His hat came from the 90th birthday party of Paul Orifice, former chairman of Dow Chemical.

My mother just turned ninety. Still a vision, even when the sun makes her squint.

We pass groves of beaver tail or elephant tongue cactus, no one knows which. Cave Creek’s a tacky western-style town, replete with Jesus, gifts and cheap hotels. Big Earl’s Greasy Eats is the local fast food.

Hooray America.

Bikers throng the bars.

Barrel cactus morphs.

The restaurant a cacophony.
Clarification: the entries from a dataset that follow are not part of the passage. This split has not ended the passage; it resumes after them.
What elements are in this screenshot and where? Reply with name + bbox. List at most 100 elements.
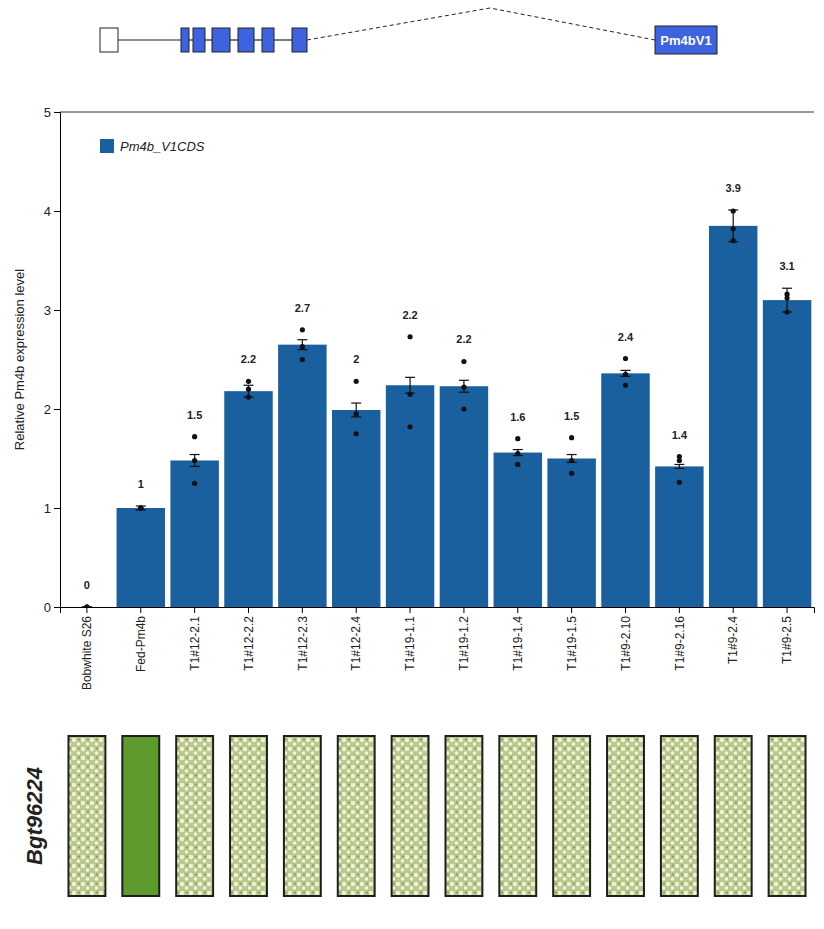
x-tick: T1#9-2.16 bbox=[673, 607, 687, 671]
replicate-point bbox=[138, 505, 143, 510]
plot-marks bbox=[82, 208, 811, 607]
error-bar bbox=[405, 377, 415, 393]
leaf-background bbox=[175, 735, 214, 897]
data-label: 2.2 bbox=[241, 353, 256, 365]
error-bar bbox=[190, 455, 200, 467]
leaf-image bbox=[123, 737, 158, 895]
leaf-background bbox=[714, 735, 753, 897]
intron-line bbox=[274, 39, 292, 40]
bar bbox=[440, 386, 488, 607]
error-bar bbox=[351, 403, 361, 417]
x-tick-label: T1#19-1.4 bbox=[511, 616, 525, 671]
replicate-point bbox=[138, 505, 143, 510]
leaf-background bbox=[606, 735, 645, 897]
replicate-point bbox=[407, 392, 412, 397]
y-axis-title: Relative Pm4b expression level bbox=[12, 269, 27, 450]
data-label: 2.7 bbox=[295, 302, 310, 314]
intron-line bbox=[205, 39, 212, 40]
x-tick: T1#9-2.10 bbox=[619, 607, 633, 671]
x-tick-mark bbox=[571, 607, 572, 613]
replicate-point bbox=[407, 424, 412, 429]
data-label: 2 bbox=[353, 353, 359, 365]
replicate-point bbox=[84, 604, 89, 607]
x-tick-label: T1#12-2.3 bbox=[296, 616, 310, 671]
leaf-background bbox=[552, 735, 591, 897]
y-tick: 0 bbox=[44, 600, 60, 615]
x-tick-mark bbox=[679, 607, 680, 613]
leaf-image bbox=[231, 737, 266, 895]
x-tick-mark bbox=[410, 607, 411, 613]
x-tick-mark bbox=[194, 607, 195, 613]
leaf-image bbox=[69, 737, 104, 895]
error-bar-cap bbox=[459, 380, 469, 381]
bar bbox=[547, 459, 595, 608]
y-tick-label: 2 bbox=[44, 402, 51, 417]
legend: Pm4b_V1CDS bbox=[100, 139, 205, 154]
error-bar bbox=[621, 370, 631, 376]
leaf-background bbox=[67, 735, 106, 897]
replicate-point bbox=[677, 458, 682, 463]
data-label: 2.2 bbox=[456, 333, 471, 345]
error-bar bbox=[297, 340, 307, 350]
exon-box bbox=[181, 28, 189, 52]
leaf-strip bbox=[67, 735, 806, 897]
intron-line bbox=[189, 39, 193, 40]
error-bar bbox=[567, 455, 577, 463]
legend-label: Pm4b_V1CDS bbox=[120, 139, 205, 154]
leaf-background bbox=[444, 735, 483, 897]
error-bar-stem bbox=[733, 210, 734, 242]
x-tick-label: T1#12-2.1 bbox=[188, 616, 202, 671]
exon-box bbox=[655, 26, 717, 54]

Corny Mexican that offers oblivion in its world-famous margarita.

You can get a 32-ounce bucket to go for 32 dollars.

My mother is a naturally spiritual person, though she has no use for organized religion. As long as you’re a good person, she says, it doesn’t matter what you believe, if you believe anything at all. All the fires are lit.

Over chips and three types of salsa, we speak of things that matter. Of “arrangements “ that will eventually have to be made—not yet!

Not every woman has a wall of ornaments gleaned from different cultures, most of which embody spiritual beliefs.

There is a Panamanian toucan and a coming-of-age necklace for Indonesian women. They hang in her lair, in her woman-cave.

One was gifted her recently for her ninetieth year my brother. It’s a Zen chime made by an artist/musician in Memphis, Zen because it is a chime that makes no sound. (I must credit Peter for the best of these pictures.) The Tanzanian headdress for a young woman is especially intricate.

At El Encanto, I dig into my queso guillermo, hot bubbling cheeses blended with yellow chiles, onions and tomatoes, served sizzling at the table, with pico de gallo, limes and corn tortillas. I think about the nothing of the desert, of the flame, of spiritual artifacts, of the ashes that some people want scattered on the desert when they pass. That’s something.